Into that void fit the kinds of things that tug all those other aspects of sports fandom. Sideline reports and packages on players and the like have obvious narrative advantages, but it’s the technical stopgaps that have become really key to the football experience. Or, well, one technical stopgap in particular, which has spawned a host of other technical tricks to augment it: instant replay.

Instant replay is pretty much directly responsible for the widespread football literacy of America, carving up what looks, to the untrained eye, like 20-odd guys rutting each other like rhinos in heat, into discrete, manageable chunks of information. A hockey replay isn’t much more than slowing down exactly what you just saw, maybe from a slightly different angle, and it doesn’t really teach you anything about the sport you couldn’t get from watching the game feed: it’s a pure appreciation of beauty. A football replay, with its ubiquity, excess time and especially auxiliary technologies like the Telestrator (first adopted by football) and the Skycam (ditto), is essentially an introductory course into football tactics, isolating herd intelligence and individual achievements that were obscured in the crush of humanity. Thus does “outrun that guy” become field commanding—no wonder that above estimate found that there were actually 50% more replays than actual playing time in a broadcast.

That football got that much out of what is basically a glorified gimmick in other sports (probably not baseball, what with the way those pitches dance) has also encouraged a technical adventurousness that only compounds its televisual advantage. Its embrace of NFL Films, whose freedom from immediate broadcast helped them discover angles and set-ups that are now essential to the viewing experience, still hasn’t been fully replicated by any other professional league.

More to the point: Since the ‘70s, virtually every new sporting television innovation, save for glowing pucks, was pioneered or debuted by football. This even goes down to meta-game experiences: The RedZone Channel, which essentially puts the most exciting moment (or moments) currently happening in any football game on screen, answers a younger generation’s multi-screen ADHD in an unadulterated way that no other sport has yet matched (or realistically could, again thanks to all that football downtime).
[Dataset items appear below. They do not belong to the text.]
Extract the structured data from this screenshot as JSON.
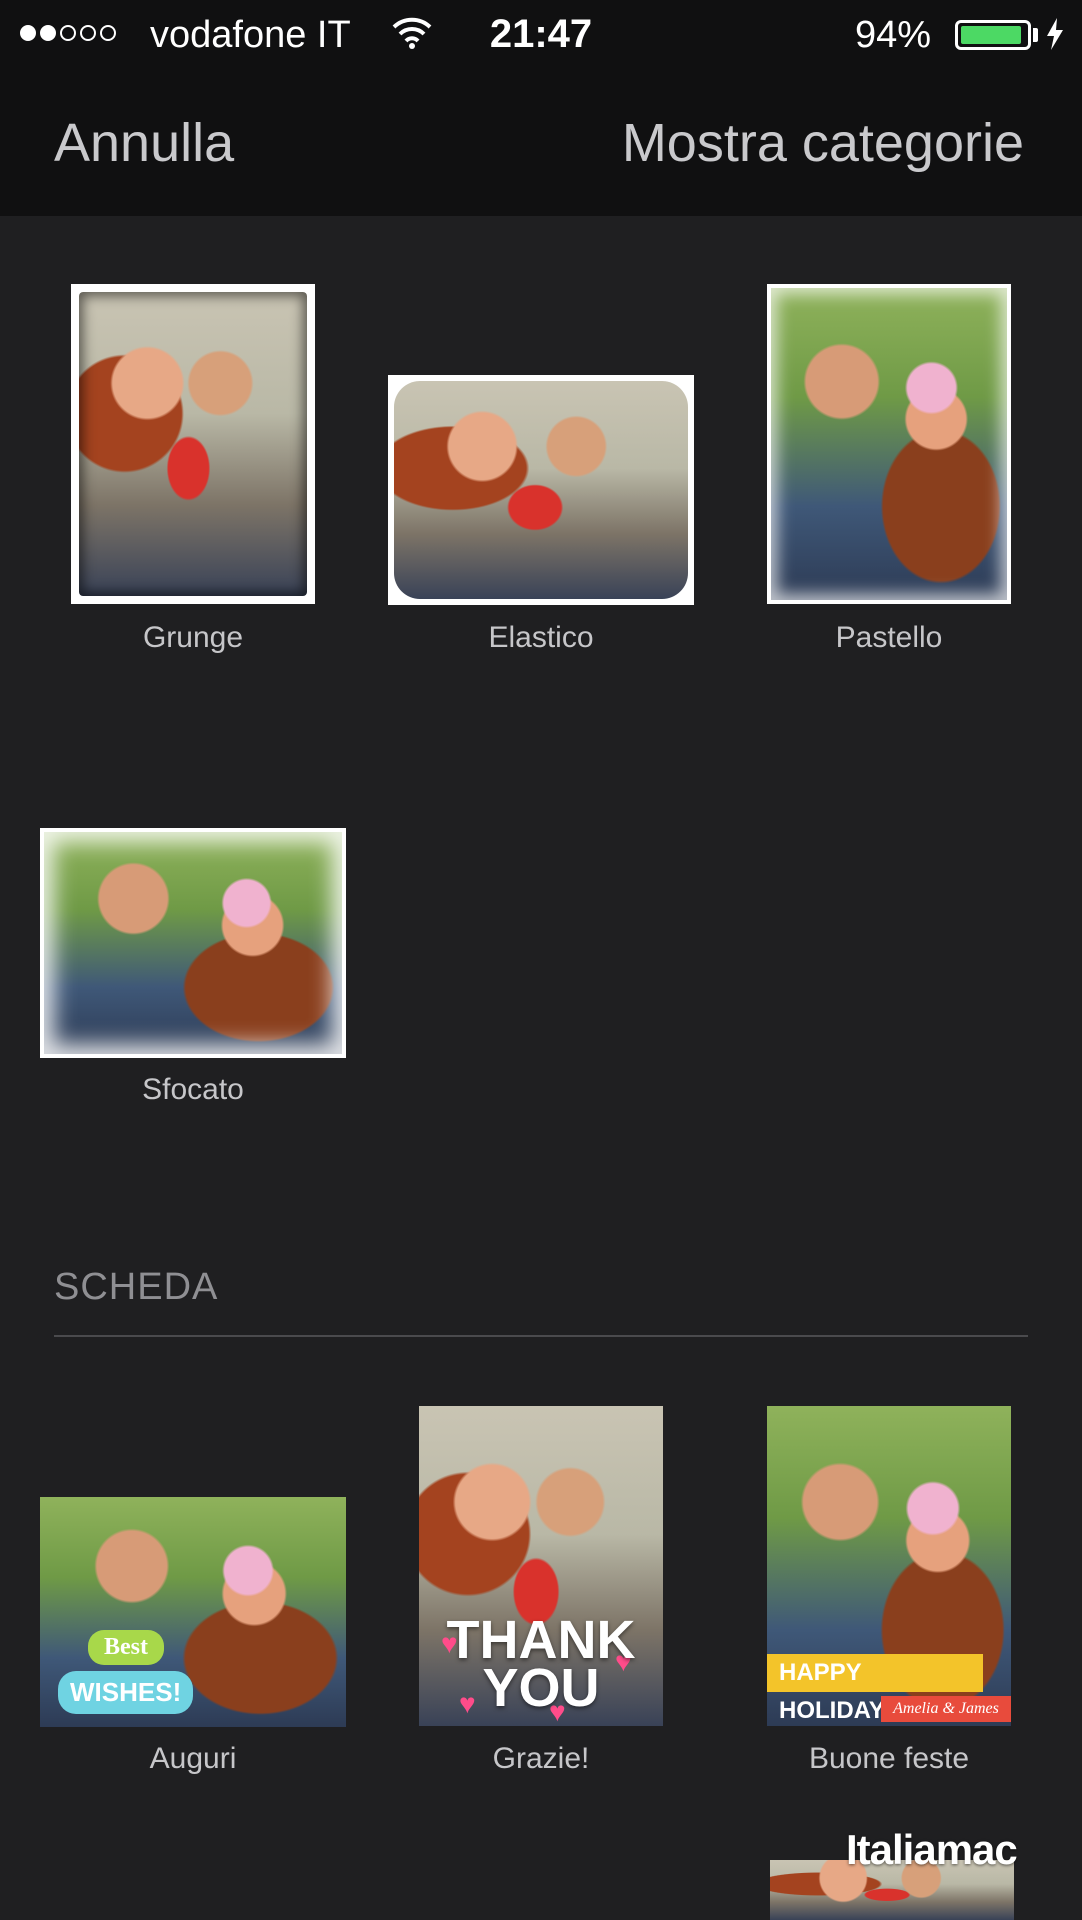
{
  "status_bar": {
    "carrier": "vodafone IT",
    "time": "21:47",
    "battery_percent": "94%",
    "battery_level": 0.94,
    "signal_bars": 2
  },
  "nav": {
    "cancel_label": "Annulla",
    "categories_label": "Mostra categorie"
  },
  "frames": [
    {
      "label": "Grunge"
    },
    {
      "label": "Elastico"
    },
    {
      "label": "Pastello"
    },
    {
      "label": "Sfocato"
    }
  ],
  "section": {
    "title": "SCHEDA"
  },
  "cards": [
    {
      "label": "Auguri",
      "overlay_top": "Best",
      "overlay_bottom": "WISHES!"
    },
    {
      "label": "Grazie!",
      "overlay_line1": "THANK",
      "overlay_line2": "YOU"
    },
    {
      "label": "Buone feste",
      "overlay_banner": "HAPPY HOLIDAYS",
      "overlay_names": "Amelia & James"
    }
  ],
  "watermark": "Italiamac"
}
And the thing is, that’s not likely to slow down. Concerns over concussions, and the woefully inadequate response to them, are casting shadows, but I would expect adaptation before extinction. Sports in general is one of the few areas that remains something of a coup for established television: People essentially have to watch these broadcasts live; interest cuts across demographics; and the technical demands of modern broadcasts make them relatively safe from upstart competition (this is one lunch Google and Netflix can’t yet eat). Television will need sports in a way it never really has before—what are the chances it ever lets go of the one that was all but made for it?